Bonfanti M, Magagnotti C, Galli A, Bagnati R, Moret M, Gariboldi P, Fanelli R, Airoldi L
Laboratorio di Farmacologia e Tossicologia Ambientali, Istituto di Ricerche Farmacologiche, Mario Negri, Milan, Italy.
Cancer Res. 1990 Nov 1;50(21):6870-5.
A sensitive, specific, and rapid method for quantitating the minor adduct O6-butylguanine (O6BuG) in hydrolyzed DNA has been developed by combining immunoaffinity chromatography and high resolution gas chromatography-negative ion chemical ionization-mass spectrometry. Polyclonal antibodies raised against O6BuG were coupled to CNBr-activated Sepharose 4B and used for sample clean-up and extraction of the specific O6-alkylguanine. After addition of O6BuG and its deuterium labeled analogue (O6BuG-D7), used as internal standard, hydrolyzed DNA was applied on the immunoaffinity column and washed with water, and the immunoadsorbed butylated guanines were eluted with acetone/water cetome/water (95/5) before gas chromatographic derivatization. O6BuG and O6BuG-D7 were analyzed and quantitated by high resolution gas chromatography-negative ion chemical ionization-mass spectrometry as their pentafluorobenzyl-trimethylsilyl derivatives. Immunoaffinity column capacity and O6BuG recovery from this column were 1.53 nmol O6BuG/column and 62 +/- 5%, respectively. The method was applied to evaluate O6BuG levels in DNA butylated in vitro with 10 mM N-nitroso-Nr-butylurea or isolated from rats given an i.p. dose of 185 mg/kg N-nitroso-N-butylurea or N-nitrosodibutylamine. In the first case the level of modifications present in calf thymus DNA was 104 mumol O6BuG/mol guanine, and in the second case O6BuG in liver DNA was about 6 times higher after N-nitroso-N-butylurea (2.11 mumol O6BuG/mol guanine) than after N-nitrosodibutylamine (0.34 mumol O6BuG/mol guanine) treatment. These results indicate that O6BuG formed in vivo can be isolated and quantitated by this method, which may also be useful for studying DNA damage and repair mechanisms.
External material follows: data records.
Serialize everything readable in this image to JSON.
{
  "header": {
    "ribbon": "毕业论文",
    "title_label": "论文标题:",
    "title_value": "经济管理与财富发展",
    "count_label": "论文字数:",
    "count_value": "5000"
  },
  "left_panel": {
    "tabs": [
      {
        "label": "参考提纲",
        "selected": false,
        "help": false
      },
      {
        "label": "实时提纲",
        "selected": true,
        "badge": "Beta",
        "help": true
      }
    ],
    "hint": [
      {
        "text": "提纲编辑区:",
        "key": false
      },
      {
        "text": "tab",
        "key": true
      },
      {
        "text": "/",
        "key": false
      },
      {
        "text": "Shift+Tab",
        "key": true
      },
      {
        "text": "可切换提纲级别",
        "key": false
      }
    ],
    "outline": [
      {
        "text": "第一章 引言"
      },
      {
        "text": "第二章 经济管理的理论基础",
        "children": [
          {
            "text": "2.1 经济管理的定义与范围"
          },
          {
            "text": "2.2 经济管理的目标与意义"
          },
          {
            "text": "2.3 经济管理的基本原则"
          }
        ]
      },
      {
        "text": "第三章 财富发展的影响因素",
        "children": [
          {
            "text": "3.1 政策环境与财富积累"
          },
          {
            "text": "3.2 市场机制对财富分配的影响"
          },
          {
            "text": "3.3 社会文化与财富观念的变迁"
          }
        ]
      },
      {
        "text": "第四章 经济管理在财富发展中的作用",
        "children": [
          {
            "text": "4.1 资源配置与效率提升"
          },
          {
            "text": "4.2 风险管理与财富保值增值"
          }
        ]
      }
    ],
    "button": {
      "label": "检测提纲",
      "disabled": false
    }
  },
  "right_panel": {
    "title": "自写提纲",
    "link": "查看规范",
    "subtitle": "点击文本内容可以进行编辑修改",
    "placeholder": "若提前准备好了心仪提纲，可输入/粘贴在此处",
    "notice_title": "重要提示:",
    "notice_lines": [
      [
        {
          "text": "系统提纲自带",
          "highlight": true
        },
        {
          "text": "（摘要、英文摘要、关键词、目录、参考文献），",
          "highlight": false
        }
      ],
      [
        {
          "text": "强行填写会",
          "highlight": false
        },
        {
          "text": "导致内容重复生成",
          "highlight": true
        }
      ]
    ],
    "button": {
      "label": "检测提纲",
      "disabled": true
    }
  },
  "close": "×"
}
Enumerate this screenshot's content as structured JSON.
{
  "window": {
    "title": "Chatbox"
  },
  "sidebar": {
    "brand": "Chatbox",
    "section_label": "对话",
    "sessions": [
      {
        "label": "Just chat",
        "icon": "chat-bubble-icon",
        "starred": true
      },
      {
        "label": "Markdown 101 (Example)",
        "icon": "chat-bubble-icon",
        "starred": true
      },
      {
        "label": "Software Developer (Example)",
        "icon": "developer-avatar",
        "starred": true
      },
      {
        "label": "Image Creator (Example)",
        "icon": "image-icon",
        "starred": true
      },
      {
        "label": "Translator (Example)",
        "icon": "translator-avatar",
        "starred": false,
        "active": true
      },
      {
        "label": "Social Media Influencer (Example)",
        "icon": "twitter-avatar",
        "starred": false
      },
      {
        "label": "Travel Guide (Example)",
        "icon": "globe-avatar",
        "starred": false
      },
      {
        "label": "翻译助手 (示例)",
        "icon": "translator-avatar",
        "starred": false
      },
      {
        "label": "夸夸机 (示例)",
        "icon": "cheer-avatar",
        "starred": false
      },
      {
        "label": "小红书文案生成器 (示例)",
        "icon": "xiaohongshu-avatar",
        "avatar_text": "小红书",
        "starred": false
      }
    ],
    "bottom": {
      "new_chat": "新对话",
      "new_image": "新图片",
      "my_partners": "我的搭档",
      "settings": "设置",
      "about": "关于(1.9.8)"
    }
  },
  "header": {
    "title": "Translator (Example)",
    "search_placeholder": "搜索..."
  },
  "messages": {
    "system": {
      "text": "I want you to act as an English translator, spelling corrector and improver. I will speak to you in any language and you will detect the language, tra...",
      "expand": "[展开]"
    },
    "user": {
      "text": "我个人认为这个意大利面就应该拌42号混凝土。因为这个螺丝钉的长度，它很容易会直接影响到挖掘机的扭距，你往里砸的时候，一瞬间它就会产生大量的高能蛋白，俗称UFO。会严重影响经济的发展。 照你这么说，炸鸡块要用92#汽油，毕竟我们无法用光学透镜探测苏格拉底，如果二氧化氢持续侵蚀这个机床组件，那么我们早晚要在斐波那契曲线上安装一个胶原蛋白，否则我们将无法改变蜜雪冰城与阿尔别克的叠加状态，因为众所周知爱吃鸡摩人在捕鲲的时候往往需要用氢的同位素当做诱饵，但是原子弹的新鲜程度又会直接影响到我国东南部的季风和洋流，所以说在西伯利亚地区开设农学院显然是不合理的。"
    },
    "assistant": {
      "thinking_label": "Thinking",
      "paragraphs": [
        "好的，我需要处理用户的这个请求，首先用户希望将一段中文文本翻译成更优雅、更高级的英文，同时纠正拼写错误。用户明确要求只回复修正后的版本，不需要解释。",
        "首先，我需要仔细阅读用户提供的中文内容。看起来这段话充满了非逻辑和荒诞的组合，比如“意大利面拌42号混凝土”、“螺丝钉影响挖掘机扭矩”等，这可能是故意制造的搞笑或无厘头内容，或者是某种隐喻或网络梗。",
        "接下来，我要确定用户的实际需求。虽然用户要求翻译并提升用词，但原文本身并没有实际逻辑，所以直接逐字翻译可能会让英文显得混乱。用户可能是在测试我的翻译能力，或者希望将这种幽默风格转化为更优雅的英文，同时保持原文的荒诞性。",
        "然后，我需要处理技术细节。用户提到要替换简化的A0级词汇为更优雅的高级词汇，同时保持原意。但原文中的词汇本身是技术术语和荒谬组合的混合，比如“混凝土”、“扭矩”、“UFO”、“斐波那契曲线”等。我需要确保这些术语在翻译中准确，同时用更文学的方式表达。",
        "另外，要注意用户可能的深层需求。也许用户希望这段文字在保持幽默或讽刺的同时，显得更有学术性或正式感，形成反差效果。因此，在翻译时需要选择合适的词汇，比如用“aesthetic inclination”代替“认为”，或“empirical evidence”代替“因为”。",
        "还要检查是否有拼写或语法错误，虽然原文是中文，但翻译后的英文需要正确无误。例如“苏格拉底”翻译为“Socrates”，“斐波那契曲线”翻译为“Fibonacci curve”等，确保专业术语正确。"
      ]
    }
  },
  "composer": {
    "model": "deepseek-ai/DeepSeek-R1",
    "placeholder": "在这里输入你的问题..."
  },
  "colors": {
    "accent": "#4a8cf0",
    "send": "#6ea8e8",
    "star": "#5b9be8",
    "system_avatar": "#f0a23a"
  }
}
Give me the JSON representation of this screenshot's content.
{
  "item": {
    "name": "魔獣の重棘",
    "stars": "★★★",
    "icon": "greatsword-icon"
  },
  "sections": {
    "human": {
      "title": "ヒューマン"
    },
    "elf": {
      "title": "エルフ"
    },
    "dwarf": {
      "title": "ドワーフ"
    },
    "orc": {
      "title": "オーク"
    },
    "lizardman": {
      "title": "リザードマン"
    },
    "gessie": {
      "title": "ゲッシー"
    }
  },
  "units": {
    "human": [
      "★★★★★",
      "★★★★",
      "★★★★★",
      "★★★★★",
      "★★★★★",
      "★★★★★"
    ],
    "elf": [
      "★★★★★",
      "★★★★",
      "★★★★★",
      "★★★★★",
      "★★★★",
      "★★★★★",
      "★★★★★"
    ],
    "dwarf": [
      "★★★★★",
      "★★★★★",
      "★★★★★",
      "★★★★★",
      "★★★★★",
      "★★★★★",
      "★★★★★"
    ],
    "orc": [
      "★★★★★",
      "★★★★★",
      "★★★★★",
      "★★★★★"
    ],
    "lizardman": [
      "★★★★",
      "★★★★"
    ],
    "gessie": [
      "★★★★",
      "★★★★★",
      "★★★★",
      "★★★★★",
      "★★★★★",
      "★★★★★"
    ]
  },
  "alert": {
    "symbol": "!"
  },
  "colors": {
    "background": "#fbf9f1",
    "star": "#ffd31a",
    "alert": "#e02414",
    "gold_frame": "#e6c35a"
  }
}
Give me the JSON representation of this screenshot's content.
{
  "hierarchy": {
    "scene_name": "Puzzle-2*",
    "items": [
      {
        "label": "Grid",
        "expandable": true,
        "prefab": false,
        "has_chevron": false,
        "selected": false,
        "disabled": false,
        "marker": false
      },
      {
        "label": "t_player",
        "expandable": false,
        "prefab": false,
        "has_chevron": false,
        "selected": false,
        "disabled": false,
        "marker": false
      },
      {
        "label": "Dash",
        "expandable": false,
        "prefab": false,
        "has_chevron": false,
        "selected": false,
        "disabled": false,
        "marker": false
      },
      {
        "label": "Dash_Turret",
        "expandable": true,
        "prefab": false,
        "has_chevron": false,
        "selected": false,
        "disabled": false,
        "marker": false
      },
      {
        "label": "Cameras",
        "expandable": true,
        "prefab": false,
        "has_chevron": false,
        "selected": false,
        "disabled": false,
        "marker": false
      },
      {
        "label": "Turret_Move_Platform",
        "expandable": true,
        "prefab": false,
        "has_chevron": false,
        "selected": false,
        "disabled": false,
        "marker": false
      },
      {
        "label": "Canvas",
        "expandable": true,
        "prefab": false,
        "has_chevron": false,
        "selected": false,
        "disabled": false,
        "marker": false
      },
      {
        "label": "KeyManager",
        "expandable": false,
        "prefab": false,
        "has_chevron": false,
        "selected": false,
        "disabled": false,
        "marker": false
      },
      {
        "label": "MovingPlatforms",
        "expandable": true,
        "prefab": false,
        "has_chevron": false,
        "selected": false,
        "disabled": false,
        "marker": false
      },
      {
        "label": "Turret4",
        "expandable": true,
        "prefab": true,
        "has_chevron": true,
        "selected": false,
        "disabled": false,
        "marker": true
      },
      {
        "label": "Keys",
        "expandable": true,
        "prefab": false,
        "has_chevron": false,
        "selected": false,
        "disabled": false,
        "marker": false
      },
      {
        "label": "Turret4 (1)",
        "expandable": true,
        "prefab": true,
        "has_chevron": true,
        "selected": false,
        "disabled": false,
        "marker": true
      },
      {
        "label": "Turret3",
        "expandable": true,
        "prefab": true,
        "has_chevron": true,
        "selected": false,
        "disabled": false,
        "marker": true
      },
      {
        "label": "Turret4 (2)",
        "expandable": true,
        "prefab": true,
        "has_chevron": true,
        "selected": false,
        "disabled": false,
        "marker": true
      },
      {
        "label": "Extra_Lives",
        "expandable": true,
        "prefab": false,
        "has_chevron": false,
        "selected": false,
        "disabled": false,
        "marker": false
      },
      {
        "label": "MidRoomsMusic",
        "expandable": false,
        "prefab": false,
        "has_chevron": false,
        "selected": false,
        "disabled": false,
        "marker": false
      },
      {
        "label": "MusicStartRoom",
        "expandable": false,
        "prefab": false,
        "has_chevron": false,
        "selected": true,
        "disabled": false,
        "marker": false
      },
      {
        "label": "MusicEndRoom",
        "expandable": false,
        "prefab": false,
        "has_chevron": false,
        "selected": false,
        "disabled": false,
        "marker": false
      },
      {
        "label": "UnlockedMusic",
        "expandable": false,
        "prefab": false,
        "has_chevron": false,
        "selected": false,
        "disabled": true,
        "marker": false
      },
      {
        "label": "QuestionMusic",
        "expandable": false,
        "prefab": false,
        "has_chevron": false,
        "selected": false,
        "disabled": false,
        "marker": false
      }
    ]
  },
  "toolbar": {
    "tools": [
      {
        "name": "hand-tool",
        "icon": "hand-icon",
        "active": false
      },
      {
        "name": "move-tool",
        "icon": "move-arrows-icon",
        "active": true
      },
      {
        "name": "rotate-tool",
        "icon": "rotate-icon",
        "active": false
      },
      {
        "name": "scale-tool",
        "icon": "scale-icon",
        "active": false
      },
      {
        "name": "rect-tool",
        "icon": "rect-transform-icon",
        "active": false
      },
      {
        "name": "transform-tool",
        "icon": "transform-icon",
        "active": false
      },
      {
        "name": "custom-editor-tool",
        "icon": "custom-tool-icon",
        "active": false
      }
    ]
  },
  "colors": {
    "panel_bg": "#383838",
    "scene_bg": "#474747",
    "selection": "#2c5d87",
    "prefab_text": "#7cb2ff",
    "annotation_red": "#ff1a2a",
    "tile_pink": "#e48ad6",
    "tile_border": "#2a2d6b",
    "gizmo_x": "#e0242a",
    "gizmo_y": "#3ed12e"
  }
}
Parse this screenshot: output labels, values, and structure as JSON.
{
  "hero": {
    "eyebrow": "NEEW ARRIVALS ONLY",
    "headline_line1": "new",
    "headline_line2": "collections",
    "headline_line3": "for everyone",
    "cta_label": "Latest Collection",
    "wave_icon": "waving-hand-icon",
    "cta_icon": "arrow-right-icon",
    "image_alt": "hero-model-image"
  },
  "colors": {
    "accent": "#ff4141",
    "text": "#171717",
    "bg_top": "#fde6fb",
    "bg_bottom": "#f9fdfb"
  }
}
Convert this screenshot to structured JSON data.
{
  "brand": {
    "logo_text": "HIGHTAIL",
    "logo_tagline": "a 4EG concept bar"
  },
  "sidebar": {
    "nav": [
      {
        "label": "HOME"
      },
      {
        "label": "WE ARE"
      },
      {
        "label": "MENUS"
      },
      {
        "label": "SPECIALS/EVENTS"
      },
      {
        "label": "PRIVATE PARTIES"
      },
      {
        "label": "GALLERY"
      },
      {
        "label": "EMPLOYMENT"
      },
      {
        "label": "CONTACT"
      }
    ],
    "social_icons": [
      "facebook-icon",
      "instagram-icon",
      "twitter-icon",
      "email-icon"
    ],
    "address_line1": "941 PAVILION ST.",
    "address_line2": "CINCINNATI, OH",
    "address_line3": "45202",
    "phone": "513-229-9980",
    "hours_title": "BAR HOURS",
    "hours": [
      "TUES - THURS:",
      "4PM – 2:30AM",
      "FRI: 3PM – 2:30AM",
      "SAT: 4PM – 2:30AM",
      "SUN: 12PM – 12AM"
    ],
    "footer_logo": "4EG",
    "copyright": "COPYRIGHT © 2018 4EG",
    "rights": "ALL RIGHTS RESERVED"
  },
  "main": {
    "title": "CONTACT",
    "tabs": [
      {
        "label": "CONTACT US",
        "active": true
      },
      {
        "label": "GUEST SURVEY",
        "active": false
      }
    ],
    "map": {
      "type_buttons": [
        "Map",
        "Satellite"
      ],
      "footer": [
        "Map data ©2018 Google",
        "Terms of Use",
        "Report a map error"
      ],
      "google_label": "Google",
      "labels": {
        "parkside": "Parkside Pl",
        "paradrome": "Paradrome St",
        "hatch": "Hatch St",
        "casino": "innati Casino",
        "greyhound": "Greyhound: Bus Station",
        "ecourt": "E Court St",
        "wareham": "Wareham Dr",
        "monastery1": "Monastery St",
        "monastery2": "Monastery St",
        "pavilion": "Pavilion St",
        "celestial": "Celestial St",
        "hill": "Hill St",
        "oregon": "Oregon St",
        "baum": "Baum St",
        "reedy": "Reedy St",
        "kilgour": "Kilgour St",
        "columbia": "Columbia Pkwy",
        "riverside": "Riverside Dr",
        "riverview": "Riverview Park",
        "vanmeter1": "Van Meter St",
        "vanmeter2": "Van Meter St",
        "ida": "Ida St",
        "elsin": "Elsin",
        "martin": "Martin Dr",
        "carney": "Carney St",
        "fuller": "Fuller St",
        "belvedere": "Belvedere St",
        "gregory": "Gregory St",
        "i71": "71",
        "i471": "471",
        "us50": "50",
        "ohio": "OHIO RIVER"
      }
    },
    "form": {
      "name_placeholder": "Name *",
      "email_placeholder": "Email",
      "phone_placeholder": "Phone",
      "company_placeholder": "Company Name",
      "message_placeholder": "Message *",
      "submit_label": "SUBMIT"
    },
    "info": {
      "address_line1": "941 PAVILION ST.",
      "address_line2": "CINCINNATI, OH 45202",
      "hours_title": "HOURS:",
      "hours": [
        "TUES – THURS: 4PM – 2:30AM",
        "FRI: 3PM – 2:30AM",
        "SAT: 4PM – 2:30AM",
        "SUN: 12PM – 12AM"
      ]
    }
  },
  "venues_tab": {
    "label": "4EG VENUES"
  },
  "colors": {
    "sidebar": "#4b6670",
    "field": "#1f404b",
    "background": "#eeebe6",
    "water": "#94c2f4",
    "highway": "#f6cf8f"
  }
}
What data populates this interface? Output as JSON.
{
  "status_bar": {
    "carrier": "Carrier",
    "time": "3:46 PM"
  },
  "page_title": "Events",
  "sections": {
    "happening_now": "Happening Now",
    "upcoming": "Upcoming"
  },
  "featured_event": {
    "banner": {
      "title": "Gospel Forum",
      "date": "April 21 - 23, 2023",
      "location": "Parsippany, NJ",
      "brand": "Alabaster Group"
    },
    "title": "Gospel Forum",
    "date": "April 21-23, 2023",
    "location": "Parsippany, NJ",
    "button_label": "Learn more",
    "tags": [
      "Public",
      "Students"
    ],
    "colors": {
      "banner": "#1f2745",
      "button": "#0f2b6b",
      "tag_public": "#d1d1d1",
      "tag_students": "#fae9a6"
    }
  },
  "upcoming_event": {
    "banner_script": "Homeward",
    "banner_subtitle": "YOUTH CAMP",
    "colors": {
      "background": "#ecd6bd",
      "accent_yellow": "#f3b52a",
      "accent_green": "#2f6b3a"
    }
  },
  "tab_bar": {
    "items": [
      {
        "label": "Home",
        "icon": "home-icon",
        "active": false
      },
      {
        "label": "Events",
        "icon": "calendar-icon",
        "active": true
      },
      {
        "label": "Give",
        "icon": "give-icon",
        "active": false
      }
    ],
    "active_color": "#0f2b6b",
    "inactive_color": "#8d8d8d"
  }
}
通过结合免疫亲和色谱法和高分辨率气相色谱 - 负离子化学电离质谱法,已开发出一种灵敏、特异且快速的方法,用于定量水解DNA中的微量加合物O6 - 丁基鸟嘌呤(O6BuG)。针对O6BuG产生的多克隆抗体与溴化氰活化的琼脂糖4B偶联,用于样品净化和特异性O6 - 烷基鸟嘌呤的提取。加入O6BuG及其氘代类似物(O6BuG - D7)作为内标后,将水解的DNA应用于免疫亲和柱,用水洗涤,然后用丙酮/水(95/5)洗脱免疫吸附的丁基化鸟嘌呤,再进行气相色谱衍生化。O6BuG和O6BuG - D7作为其五氟苄基 - 三甲基硅烷基衍生物,通过高分辨率气相色谱 - 负离子化学电离质谱法进行分析和定量。免疫亲和柱容量和从该柱中回收的O6BuG分别为1.53 nmol O6BuG/柱和62±5%。该方法用于评估体外经10 mM N - 亚硝基 - N - 丁基脲丁基化的DNA中O6BuG的水平,或从腹腔注射剂量为185 mg/kg N - 亚硝基 - N - 丁基脲或N - 亚硝基二丁胺的大鼠中分离出的DNA中O6BuG的水平。在第一种情况下,小牛胸腺DNA中存在的修饰水平为104 μmol O6BuG/mol鸟嘌呤,在第二种情况下,肝脏DNA中的O6BuG在N - 亚硝基 - N - 丁基脲处理后(2.11 μmol O6BuG/mol鸟嘌呤)比N - 亚硝基二丁胺处理后(0.34 μmol O6BuG/mol鸟嘌呤)高约6倍。这些结果表明,体内形成的O6BuG可以通过该方法分离和定量,该方法也可能有助于研究DNA损伤和修复机制。